Remember, I’m not saying: “all clear, no recession in sight!” Summers, in the post to which I linked above, believes the markets’ reaction to both China’s slowdown and crashing oil prices are providing an ominous early warning signal:  “Because of China’s scale, its potential volatility and the limited room for conventional monetary maneuvers, the global risk to domestic economic performance in the United States, Europe and many emerging markets is as great as any time I can remember.”

Moreover, while I’m somewhat reassured by the table above showing the differences between the economy and the markets, there are interconnections you don’t see in that simple analysis. It’s completely possible for losses in a small but systemically important sector to ripple through the economy, causing way more damage than expected.

So, putting all the above info together, here’s where I think we are. Larry’s point about “limited room” for conventional monetary policy is one I highlighted earlier on these pages.

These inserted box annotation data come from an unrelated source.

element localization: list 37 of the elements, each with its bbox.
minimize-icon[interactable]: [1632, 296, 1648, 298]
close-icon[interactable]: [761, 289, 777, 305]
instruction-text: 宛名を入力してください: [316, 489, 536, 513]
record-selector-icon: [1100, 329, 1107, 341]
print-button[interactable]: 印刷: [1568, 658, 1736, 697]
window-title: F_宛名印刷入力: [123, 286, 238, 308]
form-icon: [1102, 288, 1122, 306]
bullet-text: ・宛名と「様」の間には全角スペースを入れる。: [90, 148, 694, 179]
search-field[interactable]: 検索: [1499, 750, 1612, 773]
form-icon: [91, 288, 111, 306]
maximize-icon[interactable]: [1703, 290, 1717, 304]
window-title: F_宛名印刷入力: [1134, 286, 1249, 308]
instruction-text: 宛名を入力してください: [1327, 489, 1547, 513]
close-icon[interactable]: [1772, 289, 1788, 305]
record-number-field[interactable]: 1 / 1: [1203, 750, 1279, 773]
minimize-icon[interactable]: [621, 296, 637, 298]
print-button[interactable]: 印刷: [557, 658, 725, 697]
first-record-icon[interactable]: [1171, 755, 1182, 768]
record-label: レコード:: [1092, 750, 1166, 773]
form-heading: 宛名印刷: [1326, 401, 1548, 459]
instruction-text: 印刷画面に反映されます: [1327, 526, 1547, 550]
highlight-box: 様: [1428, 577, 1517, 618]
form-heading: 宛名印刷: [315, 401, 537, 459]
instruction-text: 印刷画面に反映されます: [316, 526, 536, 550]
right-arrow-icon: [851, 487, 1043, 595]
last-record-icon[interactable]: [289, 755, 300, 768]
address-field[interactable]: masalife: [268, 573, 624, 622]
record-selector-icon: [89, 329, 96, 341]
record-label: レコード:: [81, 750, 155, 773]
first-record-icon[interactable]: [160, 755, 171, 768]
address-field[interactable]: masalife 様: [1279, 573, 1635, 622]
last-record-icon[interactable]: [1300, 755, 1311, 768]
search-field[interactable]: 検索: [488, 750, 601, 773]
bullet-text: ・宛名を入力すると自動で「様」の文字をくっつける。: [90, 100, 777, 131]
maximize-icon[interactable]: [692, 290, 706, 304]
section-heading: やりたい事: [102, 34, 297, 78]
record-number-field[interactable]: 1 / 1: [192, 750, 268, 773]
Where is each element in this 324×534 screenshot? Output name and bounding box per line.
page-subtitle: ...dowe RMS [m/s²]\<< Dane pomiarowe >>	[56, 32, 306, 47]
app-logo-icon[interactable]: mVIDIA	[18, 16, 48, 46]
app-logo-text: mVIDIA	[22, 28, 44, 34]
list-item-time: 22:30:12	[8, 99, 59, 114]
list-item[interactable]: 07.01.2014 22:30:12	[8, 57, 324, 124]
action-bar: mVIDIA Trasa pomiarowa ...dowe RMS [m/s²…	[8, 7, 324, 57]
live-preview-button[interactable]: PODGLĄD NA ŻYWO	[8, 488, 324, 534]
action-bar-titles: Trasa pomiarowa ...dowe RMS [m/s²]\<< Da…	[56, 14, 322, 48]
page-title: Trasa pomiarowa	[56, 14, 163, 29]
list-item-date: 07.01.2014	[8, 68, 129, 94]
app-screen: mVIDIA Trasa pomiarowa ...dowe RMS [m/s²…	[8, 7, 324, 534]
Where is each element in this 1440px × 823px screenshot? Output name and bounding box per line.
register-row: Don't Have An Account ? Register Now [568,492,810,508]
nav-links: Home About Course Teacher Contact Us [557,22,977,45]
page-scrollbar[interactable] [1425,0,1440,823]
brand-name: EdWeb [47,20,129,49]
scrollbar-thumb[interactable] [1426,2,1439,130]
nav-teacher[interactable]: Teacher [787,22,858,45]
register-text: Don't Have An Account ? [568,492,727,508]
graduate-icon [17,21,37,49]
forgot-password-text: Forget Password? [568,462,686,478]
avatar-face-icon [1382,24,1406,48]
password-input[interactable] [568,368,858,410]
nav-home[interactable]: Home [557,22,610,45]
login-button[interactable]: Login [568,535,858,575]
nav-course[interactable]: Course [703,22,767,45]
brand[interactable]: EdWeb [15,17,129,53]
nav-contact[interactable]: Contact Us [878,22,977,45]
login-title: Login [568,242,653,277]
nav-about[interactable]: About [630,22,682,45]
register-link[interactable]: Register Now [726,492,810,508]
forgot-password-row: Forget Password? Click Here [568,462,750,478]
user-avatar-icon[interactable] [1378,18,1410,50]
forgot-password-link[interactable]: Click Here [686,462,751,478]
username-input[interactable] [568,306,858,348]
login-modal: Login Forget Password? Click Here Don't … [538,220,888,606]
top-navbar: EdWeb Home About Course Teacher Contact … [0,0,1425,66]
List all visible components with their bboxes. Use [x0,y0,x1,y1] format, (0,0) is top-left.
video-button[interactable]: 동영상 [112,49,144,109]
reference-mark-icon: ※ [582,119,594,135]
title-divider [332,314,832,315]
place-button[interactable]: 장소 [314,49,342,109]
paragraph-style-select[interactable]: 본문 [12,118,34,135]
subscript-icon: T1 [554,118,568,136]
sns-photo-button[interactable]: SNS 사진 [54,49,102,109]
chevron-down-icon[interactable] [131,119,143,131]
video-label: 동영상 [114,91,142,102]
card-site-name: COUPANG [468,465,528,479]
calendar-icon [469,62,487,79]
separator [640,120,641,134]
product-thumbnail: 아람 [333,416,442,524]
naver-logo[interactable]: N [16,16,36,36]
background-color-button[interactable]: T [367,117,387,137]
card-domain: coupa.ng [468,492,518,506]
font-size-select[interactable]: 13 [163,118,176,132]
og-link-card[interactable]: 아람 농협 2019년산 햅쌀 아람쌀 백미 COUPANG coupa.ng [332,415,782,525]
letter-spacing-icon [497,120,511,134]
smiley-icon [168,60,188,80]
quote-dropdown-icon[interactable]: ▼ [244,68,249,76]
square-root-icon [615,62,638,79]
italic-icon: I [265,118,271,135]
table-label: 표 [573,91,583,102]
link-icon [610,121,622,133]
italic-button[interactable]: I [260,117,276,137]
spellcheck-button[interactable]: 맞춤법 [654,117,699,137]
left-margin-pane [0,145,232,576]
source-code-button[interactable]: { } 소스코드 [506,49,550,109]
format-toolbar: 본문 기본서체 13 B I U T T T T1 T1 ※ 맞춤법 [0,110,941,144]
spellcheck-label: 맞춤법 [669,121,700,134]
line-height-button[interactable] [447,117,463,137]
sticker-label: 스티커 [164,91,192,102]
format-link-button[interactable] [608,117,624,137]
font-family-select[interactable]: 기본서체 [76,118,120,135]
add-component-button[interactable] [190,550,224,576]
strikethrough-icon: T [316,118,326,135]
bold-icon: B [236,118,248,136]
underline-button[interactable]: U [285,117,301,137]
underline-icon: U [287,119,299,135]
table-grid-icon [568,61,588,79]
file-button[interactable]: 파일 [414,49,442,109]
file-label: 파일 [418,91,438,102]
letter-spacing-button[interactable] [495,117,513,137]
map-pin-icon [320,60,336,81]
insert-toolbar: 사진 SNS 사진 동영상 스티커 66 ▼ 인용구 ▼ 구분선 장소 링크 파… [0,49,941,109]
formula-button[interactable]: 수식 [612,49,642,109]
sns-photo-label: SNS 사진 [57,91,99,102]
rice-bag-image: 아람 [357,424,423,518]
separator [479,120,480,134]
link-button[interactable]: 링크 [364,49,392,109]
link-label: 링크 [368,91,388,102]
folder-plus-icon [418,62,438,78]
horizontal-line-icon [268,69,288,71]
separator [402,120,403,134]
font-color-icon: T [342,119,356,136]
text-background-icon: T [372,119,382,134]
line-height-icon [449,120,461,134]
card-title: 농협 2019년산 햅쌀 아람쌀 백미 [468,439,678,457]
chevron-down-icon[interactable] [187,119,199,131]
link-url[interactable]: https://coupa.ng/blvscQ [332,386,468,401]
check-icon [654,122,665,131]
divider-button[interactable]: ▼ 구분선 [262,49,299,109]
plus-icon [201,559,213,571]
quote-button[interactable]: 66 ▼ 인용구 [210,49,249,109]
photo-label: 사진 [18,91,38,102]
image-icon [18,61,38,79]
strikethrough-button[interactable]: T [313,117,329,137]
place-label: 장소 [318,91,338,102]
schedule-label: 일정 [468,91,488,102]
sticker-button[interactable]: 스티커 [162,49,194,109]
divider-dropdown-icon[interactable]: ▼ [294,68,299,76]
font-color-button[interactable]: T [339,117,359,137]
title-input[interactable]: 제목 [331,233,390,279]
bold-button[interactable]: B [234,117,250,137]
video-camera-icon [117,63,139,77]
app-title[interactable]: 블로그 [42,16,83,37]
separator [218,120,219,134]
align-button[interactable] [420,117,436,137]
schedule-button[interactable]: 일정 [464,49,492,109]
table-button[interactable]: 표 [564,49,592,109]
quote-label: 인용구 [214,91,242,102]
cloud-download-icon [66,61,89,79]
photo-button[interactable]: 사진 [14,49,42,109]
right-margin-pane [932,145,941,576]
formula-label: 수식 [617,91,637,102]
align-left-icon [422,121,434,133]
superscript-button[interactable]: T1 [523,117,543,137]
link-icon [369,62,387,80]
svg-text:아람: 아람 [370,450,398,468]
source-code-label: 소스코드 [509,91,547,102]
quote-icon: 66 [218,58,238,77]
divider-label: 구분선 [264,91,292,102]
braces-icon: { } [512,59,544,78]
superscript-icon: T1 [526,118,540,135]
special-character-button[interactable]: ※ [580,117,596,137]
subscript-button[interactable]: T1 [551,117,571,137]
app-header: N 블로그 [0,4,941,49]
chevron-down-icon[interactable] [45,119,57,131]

There’s a good chance that by the time the next downturn hits, the Fed won’t have had time to “reload,” i.e., to raise the interest rate they control to a point where lowering it would provide needed monetary stimulus.

Our best policy move is thus analogous to what we and everyone else in my neighborhood appear to be doing: prepare for the blizzard! In economic terms, that means great caution at the Fed in terms of roughing up an already vulnerable economy with unwarranted rate hikes. And given the Fed’s “reload” problem, it means being ready to employ fiscal policy measures, like Unemployment Insurance and other safety net functions, along with job-creating investments in public infrastructure.

That requires a functional Congress.

In other words, if you want to worry about something other than two feet of snow, and something we can actually do something about in an election year, worry about politics. If we can get that right, we might be able to deal with the economy.